Reading is the only thing in the world I am good at. A lifetime of reading, fifteen years of working in bookstores, and libraries, and an obsession with the written word makes me qualified enough to talk someone's ear off about books. Now I am getting more ARCs than I have room for in the house. Let me get back to reading them!
Yesterday my husband saw me with this book and said, "You can't still be reading that. You've been at it for more than a month." I was lucky enough to get an ARC from Little Brown through a giveaway listed on Shelf Awareness, making me grateful enough to read every word of this book, or I might have given up on it.
However, as I slogged my way through it, I found parts of it very interesting. I am completely, totally fascinated with the Salem witch trials. I have read a lot of books about it, and if I were to ever do a research paper that would require a lot of dusty sources, Salem would be at the top of the list. I have read a lot of books where the authors made a vague mention of the fact that court transcriptions were badly kept, and extremely confusing to piece together, but Stacy Schiff makes an emphatic point that it can difficult to piece together the tenor of the trials because of the crazy transcripts, and missing pieces of the puzzle. It made sense then, all the books that I read that left me dissatisfied because the conclusions seemed like pure speculation. It also made sense why this book was a little dull to read. So many books that use Salem as a setting, or a piece of research, tend to fill in the cracks of history, and all those missing pieces, which makes for better reading, but is not the true facts of the trials. I could appreciate The Witches: Salem 1692 for this reason. (The author's copious notes in the back were great, but in my ARC edition were a little confusing to read since they were not numbered.)

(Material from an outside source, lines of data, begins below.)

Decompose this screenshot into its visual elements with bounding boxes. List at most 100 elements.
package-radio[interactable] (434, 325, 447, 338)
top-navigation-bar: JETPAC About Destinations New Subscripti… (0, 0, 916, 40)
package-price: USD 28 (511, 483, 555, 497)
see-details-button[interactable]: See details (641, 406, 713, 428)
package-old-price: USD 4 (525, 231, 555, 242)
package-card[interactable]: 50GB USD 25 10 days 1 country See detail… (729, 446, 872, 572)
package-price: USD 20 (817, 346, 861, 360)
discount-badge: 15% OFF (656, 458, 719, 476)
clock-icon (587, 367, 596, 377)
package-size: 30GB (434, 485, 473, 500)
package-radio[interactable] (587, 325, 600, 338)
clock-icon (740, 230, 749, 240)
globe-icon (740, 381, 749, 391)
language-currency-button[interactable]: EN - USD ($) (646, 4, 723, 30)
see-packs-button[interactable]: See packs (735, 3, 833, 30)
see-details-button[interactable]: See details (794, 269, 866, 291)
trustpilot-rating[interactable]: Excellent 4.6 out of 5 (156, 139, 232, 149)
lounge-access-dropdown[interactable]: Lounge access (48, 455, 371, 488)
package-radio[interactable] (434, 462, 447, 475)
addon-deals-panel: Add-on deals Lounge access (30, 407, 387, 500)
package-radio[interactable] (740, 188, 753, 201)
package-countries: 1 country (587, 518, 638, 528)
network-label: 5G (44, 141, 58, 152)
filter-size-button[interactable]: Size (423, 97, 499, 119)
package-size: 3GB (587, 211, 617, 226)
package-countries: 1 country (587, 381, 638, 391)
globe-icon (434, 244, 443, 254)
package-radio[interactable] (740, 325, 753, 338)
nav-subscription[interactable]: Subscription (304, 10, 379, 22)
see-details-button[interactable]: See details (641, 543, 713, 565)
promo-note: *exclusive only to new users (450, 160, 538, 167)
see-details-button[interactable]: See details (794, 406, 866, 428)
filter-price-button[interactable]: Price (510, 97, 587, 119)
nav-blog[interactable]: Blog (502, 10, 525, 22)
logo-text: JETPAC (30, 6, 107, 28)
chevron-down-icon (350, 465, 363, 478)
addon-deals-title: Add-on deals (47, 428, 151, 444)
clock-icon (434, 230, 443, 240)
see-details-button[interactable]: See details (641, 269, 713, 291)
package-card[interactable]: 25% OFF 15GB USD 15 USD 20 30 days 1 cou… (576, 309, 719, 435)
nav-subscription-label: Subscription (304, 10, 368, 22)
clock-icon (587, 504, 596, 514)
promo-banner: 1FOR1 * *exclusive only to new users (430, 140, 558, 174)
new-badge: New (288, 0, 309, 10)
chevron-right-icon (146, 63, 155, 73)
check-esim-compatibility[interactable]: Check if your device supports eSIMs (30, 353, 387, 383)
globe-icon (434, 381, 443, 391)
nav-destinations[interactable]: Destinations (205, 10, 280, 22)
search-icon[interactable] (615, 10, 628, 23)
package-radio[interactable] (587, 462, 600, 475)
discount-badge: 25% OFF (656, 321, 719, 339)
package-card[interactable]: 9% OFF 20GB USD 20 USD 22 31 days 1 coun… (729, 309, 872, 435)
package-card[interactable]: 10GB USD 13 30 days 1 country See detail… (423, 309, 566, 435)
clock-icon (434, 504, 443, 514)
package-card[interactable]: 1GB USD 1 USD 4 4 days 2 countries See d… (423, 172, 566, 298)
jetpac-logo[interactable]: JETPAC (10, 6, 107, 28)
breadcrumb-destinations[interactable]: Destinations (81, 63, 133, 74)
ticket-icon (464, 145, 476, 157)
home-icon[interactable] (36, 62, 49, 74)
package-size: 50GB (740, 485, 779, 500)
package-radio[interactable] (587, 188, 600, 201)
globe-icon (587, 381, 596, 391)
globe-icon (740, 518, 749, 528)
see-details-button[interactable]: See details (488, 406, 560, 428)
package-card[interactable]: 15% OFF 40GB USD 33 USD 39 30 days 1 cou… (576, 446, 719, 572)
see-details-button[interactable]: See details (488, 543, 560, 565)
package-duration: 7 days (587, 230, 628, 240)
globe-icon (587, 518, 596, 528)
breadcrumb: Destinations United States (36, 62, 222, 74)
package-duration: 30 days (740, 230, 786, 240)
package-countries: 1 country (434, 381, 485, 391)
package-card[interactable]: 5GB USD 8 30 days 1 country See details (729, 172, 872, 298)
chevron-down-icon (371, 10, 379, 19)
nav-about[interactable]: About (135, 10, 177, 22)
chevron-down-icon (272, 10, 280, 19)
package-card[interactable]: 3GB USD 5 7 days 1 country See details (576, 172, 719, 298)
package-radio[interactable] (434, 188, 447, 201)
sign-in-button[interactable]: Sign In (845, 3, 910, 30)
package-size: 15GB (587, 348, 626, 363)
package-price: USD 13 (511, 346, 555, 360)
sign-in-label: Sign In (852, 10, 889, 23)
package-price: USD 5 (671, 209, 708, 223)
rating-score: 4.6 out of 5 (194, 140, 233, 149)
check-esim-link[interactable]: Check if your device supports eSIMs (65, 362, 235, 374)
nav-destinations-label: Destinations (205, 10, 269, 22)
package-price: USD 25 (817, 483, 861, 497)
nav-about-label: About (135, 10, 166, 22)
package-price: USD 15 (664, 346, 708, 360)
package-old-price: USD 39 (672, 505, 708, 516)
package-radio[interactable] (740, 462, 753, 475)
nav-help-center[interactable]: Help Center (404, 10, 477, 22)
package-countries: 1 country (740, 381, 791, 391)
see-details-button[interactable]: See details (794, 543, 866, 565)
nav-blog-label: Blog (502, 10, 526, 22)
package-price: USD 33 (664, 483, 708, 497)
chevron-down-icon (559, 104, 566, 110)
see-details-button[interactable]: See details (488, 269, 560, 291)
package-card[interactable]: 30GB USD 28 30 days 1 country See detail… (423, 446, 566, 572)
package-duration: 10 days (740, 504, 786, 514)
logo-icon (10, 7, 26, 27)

The book focused a lot on the judges, the ministers, and the outlying characters of the Salem witch trials, including Increase and Cotton Mathers who wrote a lot about the trials, even though they witnessed only a little of the action first hand. The accusers and the accused of the trials were not discussed in nearly as much detail, which was a little disappointing to me, but I can understand there is not a lot of solid sources about them, and therefore hard for a researcher to paint an accurate picture of them. (Six Women of Salem by Marilynne K. Roach is an excellent book that focuses on 6 of the accused. Stacy Schiff references this book in her notes.) Because there was not a lot of information on the people most affected by being accused, or by being accusers, I was a little bored by this. It does talk a lot about things I hadn't much considered, such as the constant fear of violent Indian raids, and the frustration the congregation of Salem must have felt over the constant turnover of ministers. There was a little information about the politics of New England while it still answered to the crown of England, and how that affected the major deciders of fate in the trials. Schiff is very careful not to draw conclusions to what may have caused the people of Massachusetts to freak out over 1692 that lead to so much destruction in a community.
On the whole, I would say this is not a bad book, but you have to be very dedicated to, or interested in the Salem witch trials to make it through this. If you are not (even if you are) this book reads like a well-written, much noted, witty textbook; a good source, but a textbook nonetheless. This is not light reading. It is not easy to get through, it is not a quick read, and there is probably more in depth research out there. Just reading Schiff's sources impressed the heck out of me, and made want to read those papers for myself.